Quality Report

class gretel_client.evaluation.quality_report.QualityReport(*, project: Project | None = None, name: str | None = None, data_source: str | Path | DataFrame, ref_data: Path | str | DataFrame, output_dir: str | Path | None = None, runner_mode: RunnerMode | None = None, record_count: int | None = 5000, correlation_column_count: int | None = 75, column_count: int | None = 250, mandatory_columns: List[str] | None = [], session: ClientConfig | None = None, test_data: Path | str | DataFrame | None = None)

Represents a Quality Report. This class can be used to create a report.

Parameters:
  • project – Optional project associated with the report. If no project is passed, a temp project (gretel_client.projects.projects.tmp_project) will be used.

  • data_source – Data source used for the report.

  • ref_data – Reference data used for the report.

  • output_dir – Optional directory path to write the report to. If the directory does not exist, the path will be created for you.

  • runner_mode – Determines where to run the model. See gretel_client.config.RunnerMode for a list of valid modes. Manual mode is not explicitly supported.

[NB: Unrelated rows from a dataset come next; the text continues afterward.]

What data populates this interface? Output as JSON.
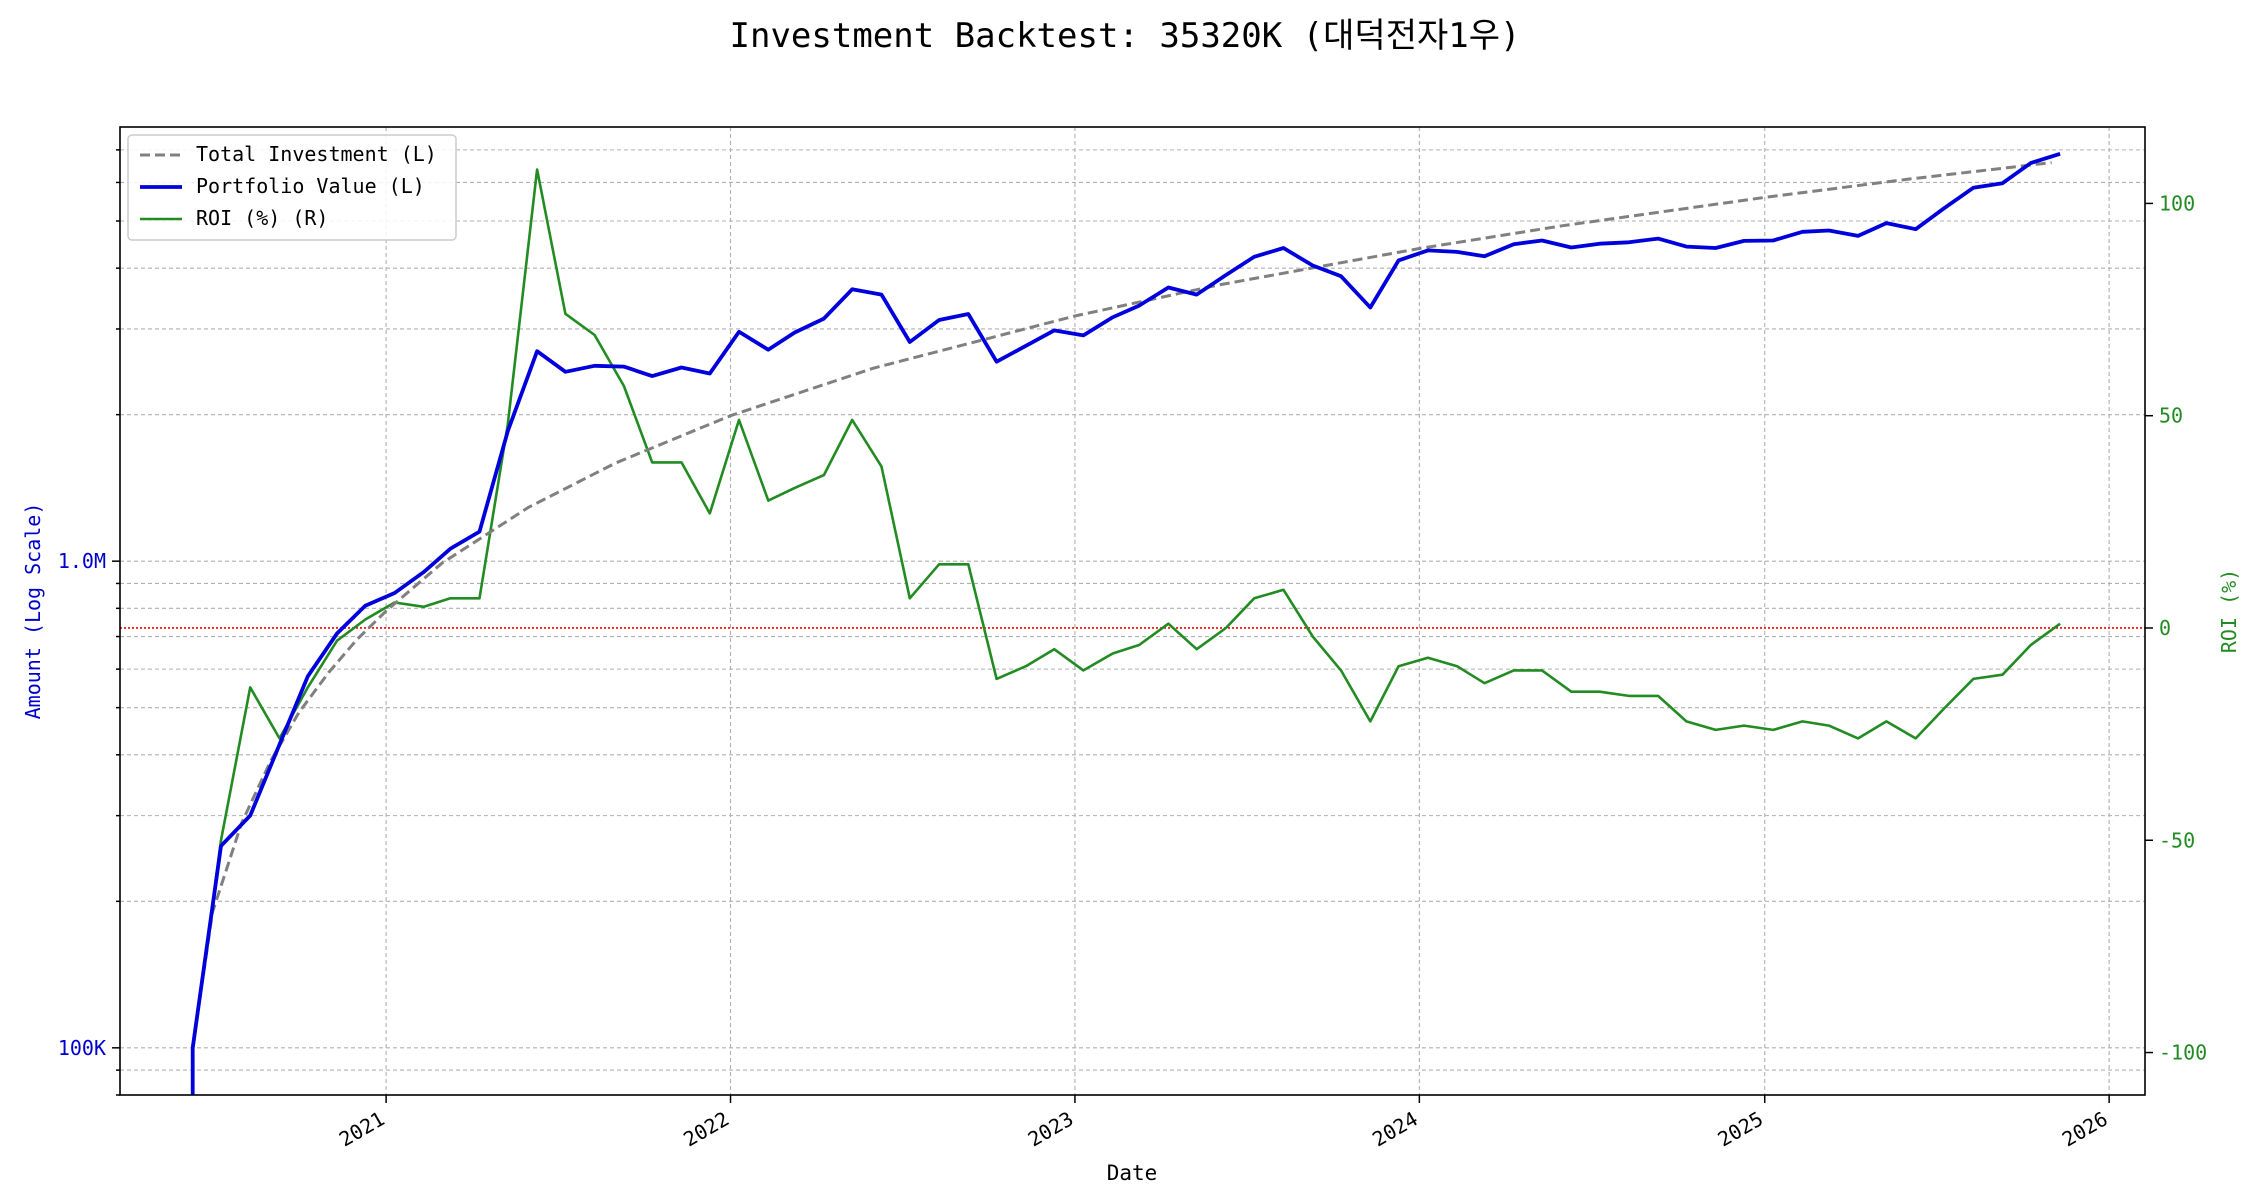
{
  "chart_data": {
    "type": "line",
    "title": "Investment Backtest: 35320K (대덕전자1우)",
    "xlabel": "Date",
    "ylabel_left": "Amount (Log Scale)",
    "ylabel_right": "ROI (%)",
    "left_axis": {
      "scale": "log",
      "ylim": [
        80000,
        7800000
      ],
      "ticks": [
        100000,
        1000000
      ],
      "tick_labels": [
        "100K",
        "1.0M"
      ],
      "color": "#0000cc"
    },
    "right_axis": {
      "ylim": [
        -110,
        118
      ],
      "ticks": [
        -100,
        -50,
        0,
        50,
        100
      ],
      "tick_labels": [
        "-100",
        "-50",
        "0",
        "50",
        "100"
      ],
      "color": "#228b22"
    },
    "x_axis": {
      "xlim": [
        "2020-03-25",
        "2026-02-08"
      ],
      "ticks": [
        "2021-01-01",
        "2022-01-01",
        "2023-01-01",
        "2024-01-01",
        "2025-01-01",
        "2026-01-01"
      ],
      "tick_labels": [
        "2021",
        "2022",
        "2023",
        "2024",
        "2025",
        "2026"
      ]
    },
    "grid": true,
    "legend_position": "top-left",
    "zero_line": {
      "y": 0,
      "axis": "right",
      "color": "#ff0000",
      "style": "dotted"
    },
    "series": [
      {
        "name": "Total Investment (L)",
        "axis": "left",
        "color": "#808080",
        "style": "dashed",
        "x": [
          "2020-06-10",
          "2020-07-01",
          "2020-08-01",
          "2020-09-01",
          "2020-10-01",
          "2020-11-01",
          "2020-12-01",
          "2021-01-01",
          "2021-03-01",
          "2021-06-01",
          "2021-09-01",
          "2022-01-01",
          "2022-06-01",
          "2023-01-01",
          "2023-06-01",
          "2024-01-01",
          "2024-06-01",
          "2025-01-01",
          "2025-06-01",
          "2025-11-01"
        ],
        "values": [
          100000,
          190000,
          290000,
          390000,
          490000,
          590000,
          690000,
          790000,
          990000,
          1290000,
          1590000,
          1990000,
          2490000,
          3190000,
          3690000,
          4390000,
          4890000,
          5590000,
          6090000,
          6590000
        ]
      },
      {
        "name": "Portfolio Value (L)",
        "axis": "left",
        "color": "#0000dd",
        "style": "solid",
        "x": [
          "2020-06-10",
          "2020-06-10",
          "2020-07-10",
          "2020-08-10",
          "2020-09-10",
          "2020-10-10",
          "2020-11-10",
          "2020-12-10",
          "2021-01-10",
          "2021-02-10",
          "2021-03-10",
          "2021-04-10",
          "2021-05-10",
          "2021-06-10",
          "2021-07-10",
          "2021-08-10",
          "2021-09-10",
          "2021-10-10",
          "2021-11-10",
          "2021-12-10",
          "2022-01-10",
          "2022-02-10",
          "2022-03-10",
          "2022-04-10",
          "2022-05-10",
          "2022-06-10",
          "2022-07-10",
          "2022-08-10",
          "2022-09-10",
          "2022-10-10",
          "2022-11-10",
          "2022-12-10",
          "2023-01-10",
          "2023-02-10",
          "2023-03-10",
          "2023-04-10",
          "2023-05-10",
          "2023-06-10",
          "2023-07-10",
          "2023-08-10",
          "2023-09-10",
          "2023-10-10",
          "2023-11-10",
          "2023-12-10",
          "2024-01-10",
          "2024-02-10",
          "2024-03-10",
          "2024-04-10",
          "2024-05-10",
          "2024-06-10",
          "2024-07-10",
          "2024-08-10",
          "2024-09-10",
          "2024-10-10",
          "2024-11-10",
          "2024-12-10",
          "2025-01-10",
          "2025-02-10",
          "2025-03-10",
          "2025-04-10",
          "2025-05-10",
          "2025-06-10",
          "2025-07-10",
          "2025-08-10",
          "2025-09-10",
          "2025-10-10",
          "2025-11-10"
        ],
        "values": [
          80000,
          100000,
          260000,
          300000,
          420000,
          580000,
          710000,
          810000,
          860000,
          950000,
          1060000,
          1150000,
          1850000,
          2700000,
          2450000,
          2520000,
          2510000,
          2400000,
          2500000,
          2430000,
          2960000,
          2720000,
          2950000,
          3150000,
          3620000,
          3530000,
          2820000,
          3130000,
          3220000,
          2570000,
          2770000,
          2980000,
          2910000,
          3170000,
          3350000,
          3650000,
          3530000,
          3870000,
          4220000,
          4400000,
          4050000,
          3850000,
          3320000,
          4150000,
          4350000,
          4320000,
          4230000,
          4480000,
          4560000,
          4410000,
          4490000,
          4520000,
          4600000,
          4430000,
          4400000,
          4550000,
          4560000,
          4750000,
          4780000,
          4660000,
          4950000,
          4810000,
          5310000,
          5850000,
          5980000,
          6580000,
          6870000
        ]
      },
      {
        "name": "ROI (%) (R)",
        "axis": "right",
        "color": "#228b22",
        "style": "solid",
        "x": [
          "2020-06-10",
          "2020-07-10",
          "2020-08-10",
          "2020-09-10",
          "2020-10-10",
          "2020-11-10",
          "2020-12-10",
          "2021-01-10",
          "2021-02-10",
          "2021-03-10",
          "2021-04-10",
          "2021-05-10",
          "2021-06-10",
          "2021-07-10",
          "2021-08-10",
          "2021-09-10",
          "2021-10-10",
          "2021-11-10",
          "2021-12-10",
          "2022-01-10",
          "2022-02-10",
          "2022-03-10",
          "2022-04-10",
          "2022-05-10",
          "2022-06-10",
          "2022-07-10",
          "2022-08-10",
          "2022-09-10",
          "2022-10-10",
          "2022-11-10",
          "2022-12-10",
          "2023-01-10",
          "2023-02-10",
          "2023-03-10",
          "2023-04-10",
          "2023-05-10",
          "2023-06-10",
          "2023-07-10",
          "2023-08-10",
          "2023-09-10",
          "2023-10-10",
          "2023-11-10",
          "2023-12-10",
          "2024-01-10",
          "2024-02-10",
          "2024-03-10",
          "2024-04-10",
          "2024-05-10",
          "2024-06-10",
          "2024-07-10",
          "2024-08-10",
          "2024-09-10",
          "2024-10-10",
          "2024-11-10",
          "2024-12-10",
          "2025-01-10",
          "2025-02-10",
          "2025-03-10",
          "2025-04-10",
          "2025-05-10",
          "2025-06-10",
          "2025-07-10",
          "2025-08-10",
          "2025-09-10",
          "2025-10-10",
          "2025-11-10"
        ],
        "values": [
          -100,
          -50,
          -14,
          -26,
          -14,
          -3,
          2,
          6,
          5,
          7,
          7,
          48,
          108,
          74,
          69,
          57,
          39,
          39,
          27,
          49,
          30,
          33,
          36,
          49,
          38,
          7,
          15,
          15,
          -12,
          -9,
          -5,
          -10,
          -6,
          -4,
          1,
          -5,
          0,
          7,
          9,
          -2,
          -10,
          -22,
          -9,
          -7,
          -9,
          -13,
          -10,
          -10,
          -15,
          -15,
          -16,
          -16,
          -22,
          -24,
          -23,
          -24,
          -22,
          -23,
          -26,
          -22,
          -26,
          -19,
          -12,
          -11,
          -4,
          1
        ]
      }
    ]
  }
}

  • record_count – Number of rows to use from the data sets, 5000 by default. A value of 0 means “use as many rows/columns as possible.” We still attempt to maintain parity between the data sets for “fair” comparisons, i.e. we will use min(len(train), len(synth)), e.g.

  • correlation_column_count – Similar to record_count, but for number of columns used for correlation calculations.

  • column_count – Similar to record_count, but for number of columns used for all other calculations.

  • mandatory_columns – Use in conjuction with correlation_column_count and column_count. The columns listed will be included in the sample of columns. Any additional requested columns will be selected randomly.

  • session – The client session to use, or None to use the session associated with the project (if any), or the default session otherwise.

  • test_data – Optional reference data used for the Privacy Metrics of the report.

property as_dict: Dict[str, Any]

Returns a dictionary representation of the report.

property as_html: str

Returns a HTML representation of the report.

data_source: DataSourceTypes

Data source used for the report.

output_dir: Path | None

Optional directory path to write the report to. If the directory does not exist, the path will be created for you.

peek() Dict[str, Any] | None

Returns a dictionary representation of the top level report scores.

project: Project | None

Optional project associated with the report. If no project is passed, a temp project (tmp_project) will be used.

ref_data: RefDataTypes

Reference data used for the report.

runner_mode: RunnerMode

Determines where to run the model. See RunnerMode for a list of valid modes. Manual mode is not explicitly supported.

test_data: RefDataTypes

Additional optional test data used for MQS reports.